“It’s a way to carry on her legacy,” Debbie Braun, the late Michelle Heap’s best friend and estate executor, said recently of a donation made to Southwestern Illinois Community College (SWIC).
With a $9,400 check from the Estate of the late Michelle Heap, a 21-year veteran paramedic with the O’Fallon EMS department and long-time instructor, future EMS and paramedic students at SWIC will have the latest in cutting edge technology to help give them real-to-life experience in the classroom before being let loose in the workforce, Curt Schmittling, EMS and Parmedic program coordinator, said.
“We actually worked together for a long time, and she was very passionate about her work and teaching,” Schmittling recalls.
Soon one of O’Fallon EMS ambulances will be used for parts to create SWIC’s first instructional ambulance simulator for its EMS and Paramedic program, which Schmittling, is calling “all for a good cause.”
Never miss a local story.
“It was an ambulance that had been in a crash previously, and since O’Fallon EMS has replaced it with the department’s fourth ambulance,” Schmittling said.
As it turns out, this will allow SWIC to utilize damaged equipment that may have ended up in a junk yard and preserve the sentimental value, while maximizing efforts of the campus staff to build a frame and retro-fit the old to make something new.
“It turns out, Michelle drove that ambulance before she died,” Schmittling said, as he also used to work for O’Fallon EMS too.

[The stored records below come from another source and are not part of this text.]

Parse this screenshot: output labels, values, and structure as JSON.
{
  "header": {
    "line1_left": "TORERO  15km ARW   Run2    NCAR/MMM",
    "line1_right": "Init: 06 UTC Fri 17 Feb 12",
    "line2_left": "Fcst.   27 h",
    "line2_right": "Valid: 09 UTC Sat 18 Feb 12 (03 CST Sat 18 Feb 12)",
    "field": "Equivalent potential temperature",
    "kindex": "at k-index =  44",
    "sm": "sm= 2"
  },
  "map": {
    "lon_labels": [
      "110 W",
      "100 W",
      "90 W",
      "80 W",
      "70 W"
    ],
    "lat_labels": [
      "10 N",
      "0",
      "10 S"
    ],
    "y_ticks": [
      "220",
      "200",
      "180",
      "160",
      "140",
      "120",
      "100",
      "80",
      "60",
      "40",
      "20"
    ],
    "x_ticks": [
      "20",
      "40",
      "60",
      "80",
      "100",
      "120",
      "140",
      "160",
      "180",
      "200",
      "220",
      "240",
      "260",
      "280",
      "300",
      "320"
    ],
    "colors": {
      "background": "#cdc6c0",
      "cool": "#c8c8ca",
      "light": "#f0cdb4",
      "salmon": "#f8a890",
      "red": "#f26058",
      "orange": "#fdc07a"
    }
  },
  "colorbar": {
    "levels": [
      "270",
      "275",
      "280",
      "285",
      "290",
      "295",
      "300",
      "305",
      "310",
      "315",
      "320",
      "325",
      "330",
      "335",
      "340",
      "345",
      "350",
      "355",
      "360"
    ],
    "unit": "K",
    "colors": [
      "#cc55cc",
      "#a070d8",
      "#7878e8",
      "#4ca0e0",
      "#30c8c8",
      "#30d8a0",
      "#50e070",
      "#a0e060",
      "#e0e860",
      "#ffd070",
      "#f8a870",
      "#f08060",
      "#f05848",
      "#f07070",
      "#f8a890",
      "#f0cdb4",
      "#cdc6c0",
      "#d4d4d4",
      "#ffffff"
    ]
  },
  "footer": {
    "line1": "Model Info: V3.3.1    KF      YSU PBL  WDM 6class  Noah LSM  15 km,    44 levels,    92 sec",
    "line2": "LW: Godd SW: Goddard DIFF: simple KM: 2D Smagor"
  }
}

Braun of Freeburg has been doing fundraising with locals, family and friends since Heap passed in 2001 unexpectedly from sudden illness following a camping trip in Missouri.
“It quite literally made the hair on my arms stand up when Curt told me — it’s good karma,” Braun said.
With Heap’s estate finalized nearly, Braun said it was time to pick a worthy cause that Heap would’ve wanted.
“Although she’s gone, people will go on remembering her through this (donation) because it is what Michelle loved to do, and she did it everyday, living the life of a paramedic and teaching students to go on to be better paramedics,” Braun said.
Schmittling remembers his former fellow supervisor fondly as an energect and positive person.
“She was a real stickler with ensuring students knew what they were doing, and she would tell you exactly what she was thinking with no filter really,” Schmittling said laughingly. “We never had to guess with her, and that was her strong suit because she was able to give the students the feedback they needed.”
Braun had similar things to say about her bestie, who she said “died to young at 46, and left a big hole in our hearts.”
“There’s wasn’t a dull momment when she was around. She was so funny and always upbeat, sometimes a little brass but that was her nature, and everyone adored her for it,” Braun said.
In a given year there are typically 100 Emergency Medical Technician (EMT) students, Schmittling said.
“In order to be a paramedic you have to be an EMT first. I know that most if not all of the O’Fallon EMT’s and Paramedics went here, and some still come here specifically to log ride-along hours with one or our instructors Kim Lamprecht, who is also a veteran O’Fallon EMS supervisor, as well.
“It’s great what they are doing, in fact I helped clear out the lab room it’s going to be housed in,” Lamprecht said recently about the project.
The simulator will take up a quarter of a lab room, and the flooring is being upgraded from concrete to laminated tiling, according to Schmittling.
“This simulator is one of those things that have been on the wish list. They are very expensive, and we didn’t have the funds in the forseeable future, so without this donation we wouldn’t have this addition to offer our students,” Schmittling said.
Only so much can be taught in a classroom, so the simular will assist in engaging the students for scenario simulations with a real environment.
“It will be really instrumental in the future of the program itself and the quality of instruction the student will receive,” Schmittling said.
This is the first donation ever being made to the SWIC EMS and Paramedic program, Schmittling said.
“Now we are really started to move forward as one of the area’s leaders in this form of instruction for EMS and Paramedic training,” Schmittling said. “Lewis and Clark Community College, Rend Lake CC, Lindenwood and Southern Illinois University of Edwardsville don’t have one.”